Jan 20, 2015 | By Alec

Who’ve guessed that a creation tool like 3D printing technology could also be a preservation tool? Well, that’s exactly what the Russian designer Bashkosha and his team are using it for. For while I say ‘Russian’, Bashkosha is actually a member of the Bashkir tribe, one of the many ethnic minorities that populate Russia’s vast land mass. Some, like the Bashkir people, even have an autonomous republic within the Russian Federation, run by its own president and legislative assembly.

While all Russian citizens, these many groups or tribes often have their own history, culture (sometimes even religion) to go with their ethnicity. The Bashkir tribe constitute an Islamic minority (1,5 million people) from the western portion of the Ural Mountains. For centuries, they have carefully preserved their own cultural identity which, amongst other ways, is reflected in their distinctive dress. However, in recent decades that identity is becoming increasingly marginalized by new generations dressing and identifying with western and mainstream Russian styles. And to ensure that their culture won’t be lost in the maelstrom of ethnicity, Bashkosha and his team has turned to 3D printing to preserve it indefinitely.

Fortunately, the Bashkir dress style is particularly suited for this, featuring – as  you can see – of cloth covers and headdresses (the dulbega and kashmau, respectively) covered in lots and lots of decorative metal disks. These are traditionally made from old coins and jewelry accessories, which are hard to come by. But by relying on a Russian-made FDM Picaso 3D printer, Bashkosha has been able to beautifully recreate them in plastic. They have even experimented with an ‘action figure’ of a person dressed in traditional Bashkir style, made by scanning someone actually wearing that dress.

Now these 3D printed creations are not just very beautiful, they also serve the distinct purpose of preserving the Bashkir culture and increasing understanding of it. To that end, Bashkosha already took his creations to the 3D Print Expo in Sokolniki, Russia, where they were very well received.

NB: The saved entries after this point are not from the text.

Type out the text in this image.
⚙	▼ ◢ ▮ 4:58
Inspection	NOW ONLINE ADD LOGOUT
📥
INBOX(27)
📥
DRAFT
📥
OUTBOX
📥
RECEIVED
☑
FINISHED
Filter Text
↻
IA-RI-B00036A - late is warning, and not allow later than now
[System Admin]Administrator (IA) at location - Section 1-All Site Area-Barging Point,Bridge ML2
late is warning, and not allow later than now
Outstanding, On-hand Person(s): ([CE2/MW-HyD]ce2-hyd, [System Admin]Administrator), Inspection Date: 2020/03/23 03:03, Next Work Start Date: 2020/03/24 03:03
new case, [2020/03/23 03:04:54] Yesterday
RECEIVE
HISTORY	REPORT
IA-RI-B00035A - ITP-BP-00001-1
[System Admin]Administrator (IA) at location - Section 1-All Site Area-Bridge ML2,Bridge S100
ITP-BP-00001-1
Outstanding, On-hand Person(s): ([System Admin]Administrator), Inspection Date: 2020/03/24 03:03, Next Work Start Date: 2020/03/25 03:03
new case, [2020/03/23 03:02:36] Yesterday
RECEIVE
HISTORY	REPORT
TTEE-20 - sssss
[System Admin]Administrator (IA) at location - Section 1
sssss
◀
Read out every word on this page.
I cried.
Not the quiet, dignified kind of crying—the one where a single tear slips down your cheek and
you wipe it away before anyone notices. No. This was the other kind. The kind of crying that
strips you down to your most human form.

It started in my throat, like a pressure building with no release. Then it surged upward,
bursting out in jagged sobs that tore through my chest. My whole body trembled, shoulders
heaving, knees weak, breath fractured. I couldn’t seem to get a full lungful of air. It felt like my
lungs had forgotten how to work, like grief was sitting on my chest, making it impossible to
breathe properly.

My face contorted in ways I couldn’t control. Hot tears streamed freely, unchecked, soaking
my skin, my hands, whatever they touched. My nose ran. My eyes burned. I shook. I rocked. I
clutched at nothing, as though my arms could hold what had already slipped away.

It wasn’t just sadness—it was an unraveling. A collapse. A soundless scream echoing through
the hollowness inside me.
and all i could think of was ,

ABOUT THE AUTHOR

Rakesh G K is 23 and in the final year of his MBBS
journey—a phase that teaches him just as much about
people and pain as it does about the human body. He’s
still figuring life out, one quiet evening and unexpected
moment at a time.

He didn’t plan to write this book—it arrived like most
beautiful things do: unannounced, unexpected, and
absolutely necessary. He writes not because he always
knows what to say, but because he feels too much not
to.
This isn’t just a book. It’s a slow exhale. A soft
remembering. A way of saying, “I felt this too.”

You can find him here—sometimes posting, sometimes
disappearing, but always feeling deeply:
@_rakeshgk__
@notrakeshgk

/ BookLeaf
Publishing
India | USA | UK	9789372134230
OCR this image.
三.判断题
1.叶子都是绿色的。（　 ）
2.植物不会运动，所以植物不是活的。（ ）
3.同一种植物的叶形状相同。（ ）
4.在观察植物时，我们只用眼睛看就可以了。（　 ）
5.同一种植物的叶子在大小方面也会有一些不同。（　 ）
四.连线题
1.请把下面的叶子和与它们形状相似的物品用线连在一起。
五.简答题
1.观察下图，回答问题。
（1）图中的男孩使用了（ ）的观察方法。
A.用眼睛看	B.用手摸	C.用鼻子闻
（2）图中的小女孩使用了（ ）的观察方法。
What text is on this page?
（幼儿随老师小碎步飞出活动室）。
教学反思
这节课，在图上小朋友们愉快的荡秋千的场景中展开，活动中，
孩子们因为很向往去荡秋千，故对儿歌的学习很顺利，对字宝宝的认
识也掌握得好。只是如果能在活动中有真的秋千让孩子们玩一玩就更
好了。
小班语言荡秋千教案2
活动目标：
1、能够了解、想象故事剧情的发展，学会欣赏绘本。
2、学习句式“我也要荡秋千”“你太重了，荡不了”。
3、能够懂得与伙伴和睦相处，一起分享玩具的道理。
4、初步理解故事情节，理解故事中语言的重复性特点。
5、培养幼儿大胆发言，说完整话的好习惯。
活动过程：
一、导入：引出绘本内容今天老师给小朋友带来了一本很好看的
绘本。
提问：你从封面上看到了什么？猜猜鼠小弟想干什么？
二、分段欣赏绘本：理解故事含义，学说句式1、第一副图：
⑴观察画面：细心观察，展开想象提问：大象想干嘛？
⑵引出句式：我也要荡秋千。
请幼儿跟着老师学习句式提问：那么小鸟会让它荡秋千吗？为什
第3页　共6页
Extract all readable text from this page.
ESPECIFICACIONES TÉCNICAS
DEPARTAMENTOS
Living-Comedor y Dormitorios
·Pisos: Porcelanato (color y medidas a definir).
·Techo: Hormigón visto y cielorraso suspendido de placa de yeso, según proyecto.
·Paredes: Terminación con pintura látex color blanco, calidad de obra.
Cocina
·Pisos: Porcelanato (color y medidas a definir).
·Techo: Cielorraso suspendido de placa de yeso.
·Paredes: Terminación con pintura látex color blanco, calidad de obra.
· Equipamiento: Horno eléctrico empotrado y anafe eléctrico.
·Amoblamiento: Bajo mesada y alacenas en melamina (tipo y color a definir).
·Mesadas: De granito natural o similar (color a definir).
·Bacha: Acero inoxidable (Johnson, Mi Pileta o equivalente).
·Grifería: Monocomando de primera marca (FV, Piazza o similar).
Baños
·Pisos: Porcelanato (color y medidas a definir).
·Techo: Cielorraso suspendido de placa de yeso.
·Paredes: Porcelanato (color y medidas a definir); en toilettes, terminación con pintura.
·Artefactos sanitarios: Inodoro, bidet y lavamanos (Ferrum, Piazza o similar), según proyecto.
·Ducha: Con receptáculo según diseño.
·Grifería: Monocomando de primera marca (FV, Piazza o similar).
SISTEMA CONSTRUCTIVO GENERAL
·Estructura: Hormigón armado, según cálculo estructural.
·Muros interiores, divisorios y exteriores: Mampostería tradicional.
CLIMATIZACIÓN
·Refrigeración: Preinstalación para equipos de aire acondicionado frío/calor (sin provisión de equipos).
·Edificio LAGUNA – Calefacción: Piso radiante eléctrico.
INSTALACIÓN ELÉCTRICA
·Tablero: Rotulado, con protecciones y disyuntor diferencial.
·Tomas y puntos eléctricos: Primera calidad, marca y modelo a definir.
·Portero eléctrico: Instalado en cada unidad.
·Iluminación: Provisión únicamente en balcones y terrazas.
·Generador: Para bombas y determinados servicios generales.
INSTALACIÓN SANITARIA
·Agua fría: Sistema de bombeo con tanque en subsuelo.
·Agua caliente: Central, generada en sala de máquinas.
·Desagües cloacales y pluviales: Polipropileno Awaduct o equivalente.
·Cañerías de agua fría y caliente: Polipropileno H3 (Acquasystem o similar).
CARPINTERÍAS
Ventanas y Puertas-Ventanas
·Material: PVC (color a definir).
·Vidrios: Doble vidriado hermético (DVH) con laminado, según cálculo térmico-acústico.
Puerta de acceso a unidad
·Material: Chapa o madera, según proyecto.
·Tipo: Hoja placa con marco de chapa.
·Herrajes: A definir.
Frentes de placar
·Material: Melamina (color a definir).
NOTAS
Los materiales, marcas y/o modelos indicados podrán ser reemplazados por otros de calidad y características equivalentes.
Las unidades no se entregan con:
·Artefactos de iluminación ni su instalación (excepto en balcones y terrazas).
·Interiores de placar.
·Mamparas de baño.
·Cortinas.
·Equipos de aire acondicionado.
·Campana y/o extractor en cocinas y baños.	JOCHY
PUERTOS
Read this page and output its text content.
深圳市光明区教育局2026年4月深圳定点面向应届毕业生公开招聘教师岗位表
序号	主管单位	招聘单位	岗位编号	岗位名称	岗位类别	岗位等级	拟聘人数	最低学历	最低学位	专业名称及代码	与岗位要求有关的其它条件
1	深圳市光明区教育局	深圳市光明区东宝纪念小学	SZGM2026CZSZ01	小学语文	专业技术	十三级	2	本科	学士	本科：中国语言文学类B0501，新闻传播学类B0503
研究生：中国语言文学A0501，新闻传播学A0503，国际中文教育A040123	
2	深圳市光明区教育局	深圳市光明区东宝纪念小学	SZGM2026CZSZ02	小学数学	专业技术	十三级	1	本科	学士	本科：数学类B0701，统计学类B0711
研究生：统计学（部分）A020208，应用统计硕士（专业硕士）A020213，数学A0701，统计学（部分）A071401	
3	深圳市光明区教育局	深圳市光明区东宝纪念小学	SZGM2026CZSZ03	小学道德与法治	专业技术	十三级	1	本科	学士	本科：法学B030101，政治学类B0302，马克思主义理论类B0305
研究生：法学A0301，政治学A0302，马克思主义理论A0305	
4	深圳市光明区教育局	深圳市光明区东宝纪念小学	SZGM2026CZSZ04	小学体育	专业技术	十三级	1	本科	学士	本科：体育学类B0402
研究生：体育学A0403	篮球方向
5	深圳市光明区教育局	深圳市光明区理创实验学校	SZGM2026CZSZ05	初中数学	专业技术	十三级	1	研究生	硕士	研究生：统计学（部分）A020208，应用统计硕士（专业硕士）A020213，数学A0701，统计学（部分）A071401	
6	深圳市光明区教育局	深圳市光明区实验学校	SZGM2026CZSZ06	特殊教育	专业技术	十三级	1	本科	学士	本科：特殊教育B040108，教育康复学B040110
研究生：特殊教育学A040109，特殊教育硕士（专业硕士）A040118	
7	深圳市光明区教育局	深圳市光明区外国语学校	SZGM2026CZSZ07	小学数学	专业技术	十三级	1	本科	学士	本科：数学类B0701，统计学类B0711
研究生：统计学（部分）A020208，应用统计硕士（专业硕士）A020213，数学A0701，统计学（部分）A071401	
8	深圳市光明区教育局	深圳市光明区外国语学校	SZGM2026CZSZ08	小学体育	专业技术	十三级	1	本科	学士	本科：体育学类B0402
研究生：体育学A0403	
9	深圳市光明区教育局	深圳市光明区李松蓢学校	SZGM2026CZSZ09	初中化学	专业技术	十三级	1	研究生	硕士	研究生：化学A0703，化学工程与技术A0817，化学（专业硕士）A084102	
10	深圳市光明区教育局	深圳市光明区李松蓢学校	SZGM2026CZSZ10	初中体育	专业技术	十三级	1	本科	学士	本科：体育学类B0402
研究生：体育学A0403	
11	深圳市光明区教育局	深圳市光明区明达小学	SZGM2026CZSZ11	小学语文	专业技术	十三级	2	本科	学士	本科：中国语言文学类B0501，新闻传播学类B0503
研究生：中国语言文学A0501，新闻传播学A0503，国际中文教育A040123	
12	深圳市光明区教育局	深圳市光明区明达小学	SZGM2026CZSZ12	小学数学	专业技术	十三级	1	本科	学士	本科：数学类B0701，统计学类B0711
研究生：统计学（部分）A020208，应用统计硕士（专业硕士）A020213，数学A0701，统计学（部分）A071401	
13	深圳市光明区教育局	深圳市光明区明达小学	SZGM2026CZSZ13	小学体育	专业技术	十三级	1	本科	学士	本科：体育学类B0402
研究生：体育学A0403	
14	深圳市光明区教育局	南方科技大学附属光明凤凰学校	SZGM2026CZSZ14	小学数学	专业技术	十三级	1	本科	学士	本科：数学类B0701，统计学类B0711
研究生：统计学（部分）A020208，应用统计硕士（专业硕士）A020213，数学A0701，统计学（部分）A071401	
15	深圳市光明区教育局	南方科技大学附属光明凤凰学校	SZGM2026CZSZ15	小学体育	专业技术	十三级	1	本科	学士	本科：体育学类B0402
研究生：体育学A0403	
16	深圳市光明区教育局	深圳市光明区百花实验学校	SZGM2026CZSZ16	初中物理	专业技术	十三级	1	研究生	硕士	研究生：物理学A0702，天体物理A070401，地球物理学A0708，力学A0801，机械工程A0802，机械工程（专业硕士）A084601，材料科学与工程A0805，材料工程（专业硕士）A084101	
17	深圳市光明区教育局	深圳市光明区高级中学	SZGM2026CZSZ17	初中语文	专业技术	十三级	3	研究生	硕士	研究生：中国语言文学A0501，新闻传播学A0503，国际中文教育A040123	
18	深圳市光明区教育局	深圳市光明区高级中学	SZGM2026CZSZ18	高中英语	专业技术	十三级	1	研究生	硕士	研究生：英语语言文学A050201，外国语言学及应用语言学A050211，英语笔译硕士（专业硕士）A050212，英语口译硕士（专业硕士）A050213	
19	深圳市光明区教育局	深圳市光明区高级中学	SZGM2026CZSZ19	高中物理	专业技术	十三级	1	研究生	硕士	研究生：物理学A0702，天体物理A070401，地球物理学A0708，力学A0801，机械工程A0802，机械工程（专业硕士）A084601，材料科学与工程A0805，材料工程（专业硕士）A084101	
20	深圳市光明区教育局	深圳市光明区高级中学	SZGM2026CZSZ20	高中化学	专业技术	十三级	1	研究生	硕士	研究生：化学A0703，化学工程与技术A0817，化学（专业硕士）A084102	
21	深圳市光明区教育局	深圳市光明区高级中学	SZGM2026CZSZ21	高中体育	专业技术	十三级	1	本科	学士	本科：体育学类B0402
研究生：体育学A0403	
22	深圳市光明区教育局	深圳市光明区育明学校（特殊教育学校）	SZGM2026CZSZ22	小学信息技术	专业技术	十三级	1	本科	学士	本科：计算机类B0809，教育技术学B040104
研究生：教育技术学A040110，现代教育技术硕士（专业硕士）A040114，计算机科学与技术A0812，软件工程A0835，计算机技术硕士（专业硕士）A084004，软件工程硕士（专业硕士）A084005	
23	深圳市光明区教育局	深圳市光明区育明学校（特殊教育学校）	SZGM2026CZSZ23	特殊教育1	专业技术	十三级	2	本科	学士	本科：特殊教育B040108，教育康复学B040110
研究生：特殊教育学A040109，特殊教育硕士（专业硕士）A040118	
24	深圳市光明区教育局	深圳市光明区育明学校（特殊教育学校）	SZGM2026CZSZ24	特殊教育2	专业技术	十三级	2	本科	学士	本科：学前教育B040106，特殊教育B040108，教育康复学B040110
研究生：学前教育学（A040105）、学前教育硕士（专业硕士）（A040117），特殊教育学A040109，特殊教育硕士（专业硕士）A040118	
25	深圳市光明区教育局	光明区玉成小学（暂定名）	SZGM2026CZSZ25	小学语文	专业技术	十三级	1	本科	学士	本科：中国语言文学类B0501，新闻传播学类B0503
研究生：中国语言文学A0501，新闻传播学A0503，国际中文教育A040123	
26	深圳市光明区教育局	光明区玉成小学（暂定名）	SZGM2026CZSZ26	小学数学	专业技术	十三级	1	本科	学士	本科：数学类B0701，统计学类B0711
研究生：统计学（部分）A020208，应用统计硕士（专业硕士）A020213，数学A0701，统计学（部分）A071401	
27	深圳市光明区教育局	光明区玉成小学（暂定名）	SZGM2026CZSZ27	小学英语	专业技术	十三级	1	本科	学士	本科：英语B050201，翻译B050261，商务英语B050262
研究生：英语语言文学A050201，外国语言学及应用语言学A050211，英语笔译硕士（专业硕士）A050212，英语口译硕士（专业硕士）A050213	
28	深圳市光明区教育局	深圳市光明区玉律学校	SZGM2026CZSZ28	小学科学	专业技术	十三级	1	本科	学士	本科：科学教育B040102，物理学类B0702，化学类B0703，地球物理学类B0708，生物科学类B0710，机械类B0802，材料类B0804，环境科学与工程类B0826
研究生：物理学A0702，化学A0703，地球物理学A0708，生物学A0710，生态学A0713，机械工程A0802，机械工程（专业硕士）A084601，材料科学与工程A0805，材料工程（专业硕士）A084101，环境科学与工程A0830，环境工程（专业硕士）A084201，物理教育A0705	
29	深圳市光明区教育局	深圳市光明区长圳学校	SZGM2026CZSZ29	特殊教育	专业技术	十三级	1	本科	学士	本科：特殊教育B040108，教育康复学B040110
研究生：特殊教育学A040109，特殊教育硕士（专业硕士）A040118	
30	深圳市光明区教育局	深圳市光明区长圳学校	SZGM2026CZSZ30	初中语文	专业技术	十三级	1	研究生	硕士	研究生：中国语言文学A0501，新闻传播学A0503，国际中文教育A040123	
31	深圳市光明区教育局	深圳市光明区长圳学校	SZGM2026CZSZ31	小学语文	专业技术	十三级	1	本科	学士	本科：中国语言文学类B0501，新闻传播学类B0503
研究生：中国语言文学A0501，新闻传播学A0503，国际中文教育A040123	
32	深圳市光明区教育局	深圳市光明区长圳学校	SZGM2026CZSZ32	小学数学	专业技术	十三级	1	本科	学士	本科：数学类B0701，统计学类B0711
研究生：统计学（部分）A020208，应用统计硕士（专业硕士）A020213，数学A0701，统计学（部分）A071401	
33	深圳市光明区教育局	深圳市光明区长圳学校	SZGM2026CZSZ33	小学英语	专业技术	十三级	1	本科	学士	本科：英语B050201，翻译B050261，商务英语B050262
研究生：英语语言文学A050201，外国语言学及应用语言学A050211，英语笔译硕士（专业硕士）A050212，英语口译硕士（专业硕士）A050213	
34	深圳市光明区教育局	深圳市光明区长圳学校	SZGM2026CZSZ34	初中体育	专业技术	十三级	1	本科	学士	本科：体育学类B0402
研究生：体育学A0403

In the future, he and his team also hope to use these creations for a variety of other purposes, such as props in movies featuring the Bashkir or as accessories for museums, cultural events, festivals and shows. They could even be used as cheaper alternatives by the Bashkir people to replace expensive metal ones, or be sold as souvenir to tourists visiting their Republic of Bashkortostan.

We see remarkable and innovative applications of 3D printing technology all the time, but preserving one’s centuries-old culture is a truly inspiring way to use it. It shows that this isn’t just a futuristic toy for engineers, but a creative tool that can be steered in any direction you desire. What artefacts and accessories from your culture could be given new life with a 3D printer?